Orrick Herrington & Sutcliffe, Goodwin Procter, Eversheds Sutherland, and Stoel Rives will participate. They’ll pick a fifth firm through a blind application process by the end of the year. Each will invest at least $1 million to pay for the research and costs of the program.

“Obviously no one wants to fail publicly, but look, the greater failure would be to not try,” said Mitch Zuklie, chairman and CEO of Orrick. “You’re looking a group of peers in the eye and saying you’re going to do this.”

The law departments and GCs involved represent nearly $1.5 billion in annual legal spend, according to Diversity Lab. The legal department heads hail from companies including Ford Motor, Starbucks, SurveyMonkey, U.S. Bank, Salesforce, Uber, 3M, Intel, Pfizer, HP Inc., eBay, GAP, and Bloomberg LP.

Bloomberg LP general counsel David Levine is one of the initiative’s founding GCs and is an adviser to the Move the Needle Fund. Bloomberg Law is operated by entities controlled by Michael Bloomberg, the founder and majority owner of Bloomberg LP.

The 26 participating general counsel also have committed to increasing diversity in their legal departments, and many have signed on to provide paid internships to law students from historically underrepresented schools. They’ll also help direct at least $100,000 in annual investment from the fund toward existing programs designed to build diverse legal talent pipelines.

Big Law is under pressure to recruit and promote more minorities and women. A 2018 study by the National Association for Law Placement published this year found that while women, minorities and LGBT lawyers made gains in representation at major U.S. law firms, progress has been incremental at best. Such lags have caused clients to push for more focus on diversity at their outside law firms.

Striving for Goals

The five firms will examine their systems in areas such as hiring, compensation, work allocation, and performance reviews in order to see where these could be improved using strategies like bias interrupters.

“Our goal is to take all of the research that exists and see what other industries are doing to increase diversity and inclusion, and test those things within these five law firms,” said Ulrich Stacy.

Each participating law firm has set a specific goal that it hopes to reach by 2025.

Orrick has pledged that its top 40 strategic clients will be served by “teams that are at a minimum 55 percent diverse.”

Eversheds’ goal is to increase its partnership to 33 percent female and 15 percent “diverse.”

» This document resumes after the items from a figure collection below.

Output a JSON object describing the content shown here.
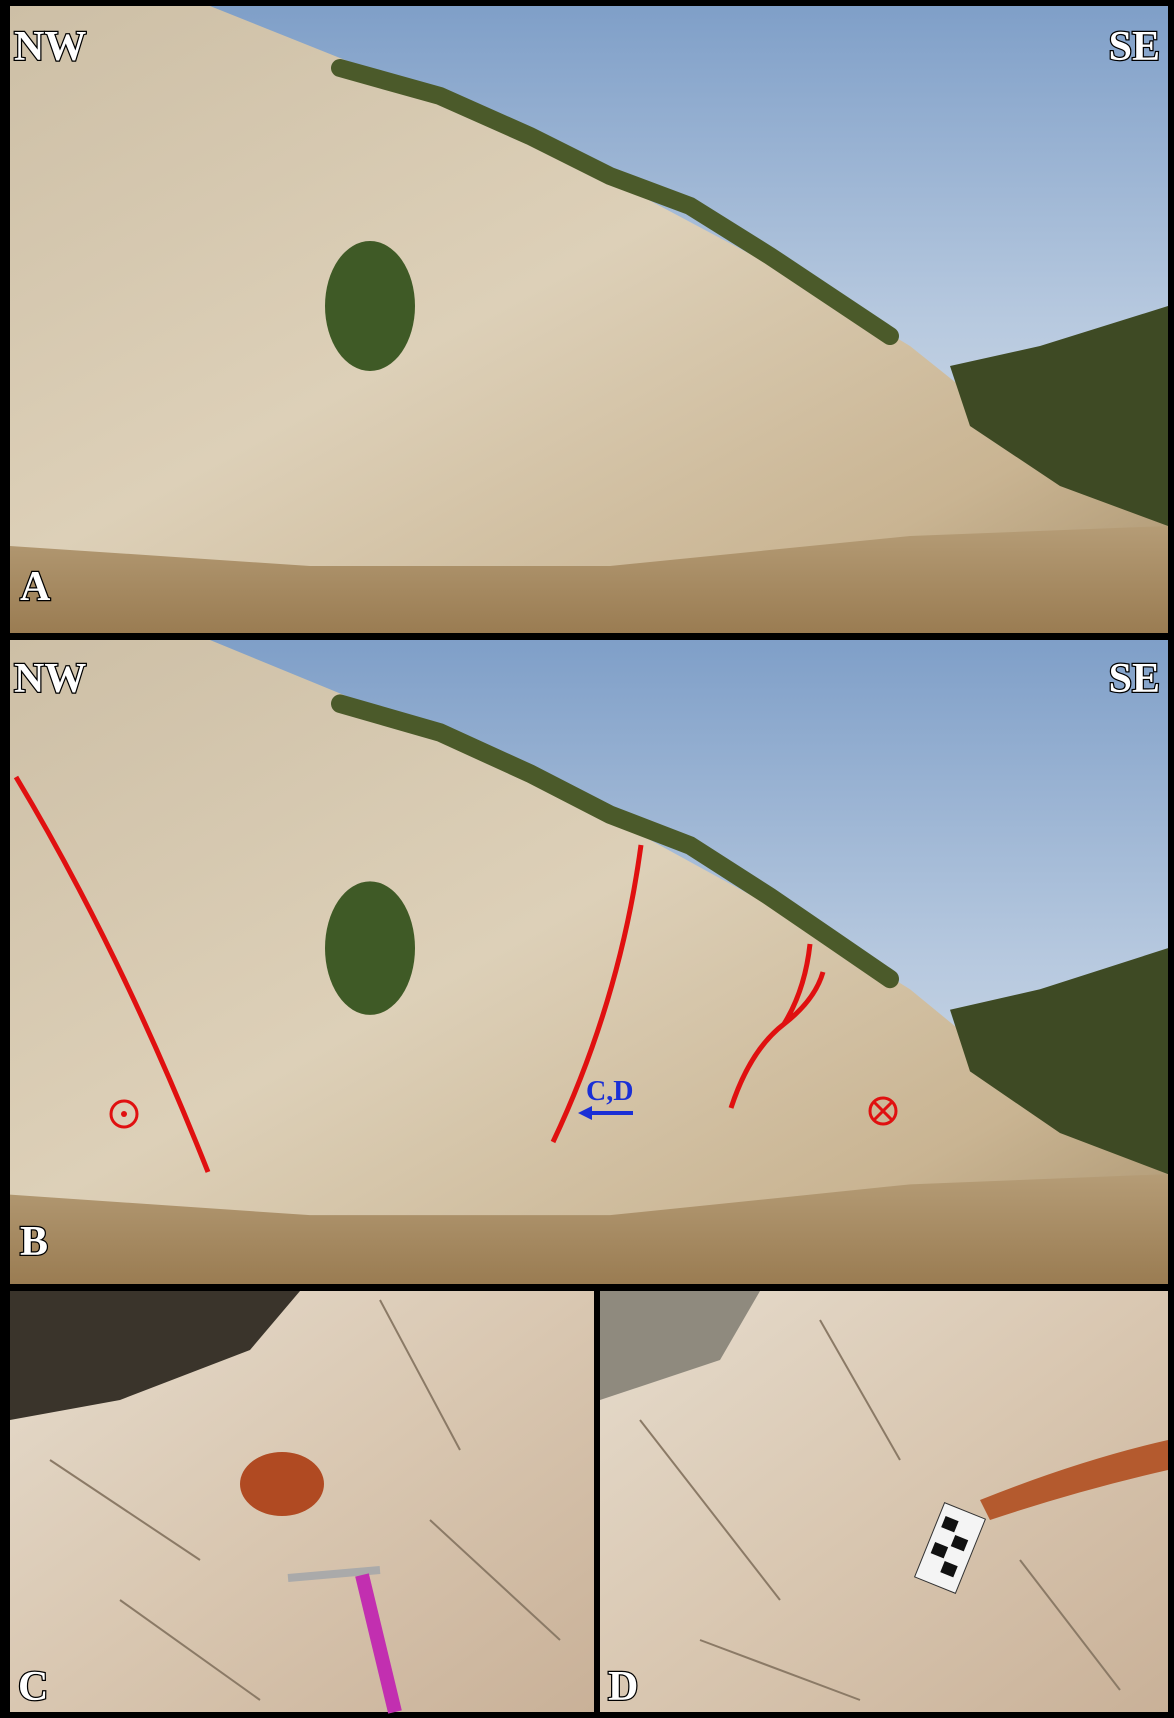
{
  "panels": [
    {
      "label": "A",
      "left": "NW",
      "right": "SE"
    },
    {
      "label": "B",
      "left": "NW",
      "right": "SE",
      "annotation": "C,D"
    },
    {
      "label": "C"
    },
    {
      "label": "D"
    }
  ]
}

“One reason we’re doing it is to work on our own situation, but the other part of it is to see if we can’t come up with some things that can be replicated by other firms across the industry,” said Eversheds’ managing partner Mark Wasserman.

Goodwin plans to focus its efforts specifically on retention and promotion, so that by 2025, its senior associate and young partner classes will match the diversity of its incoming first year lawyers. The firm has also set a goal that each of its leadership teams will be “40 percent diverse.”

“Our entering classes are quite diverse,” said Goodwin chairman David Hashmall. “But then you take a snapshot of our senior associates and young partners, it doesn’t reflect that diversity.”

Stoel Rives will also focus on retention, with the goal that the retention rate of its “diverse attorneys” will be equal to the retention rate of “non-diverse” attorneys by 2025.

Diversity Lab consultants help the firm “assess our statistics and help us figure out why diverse attorneys are leaving, so we can get to the root of the problem,” said Melissa Jones, Stoel Rives’ managing partner-elect.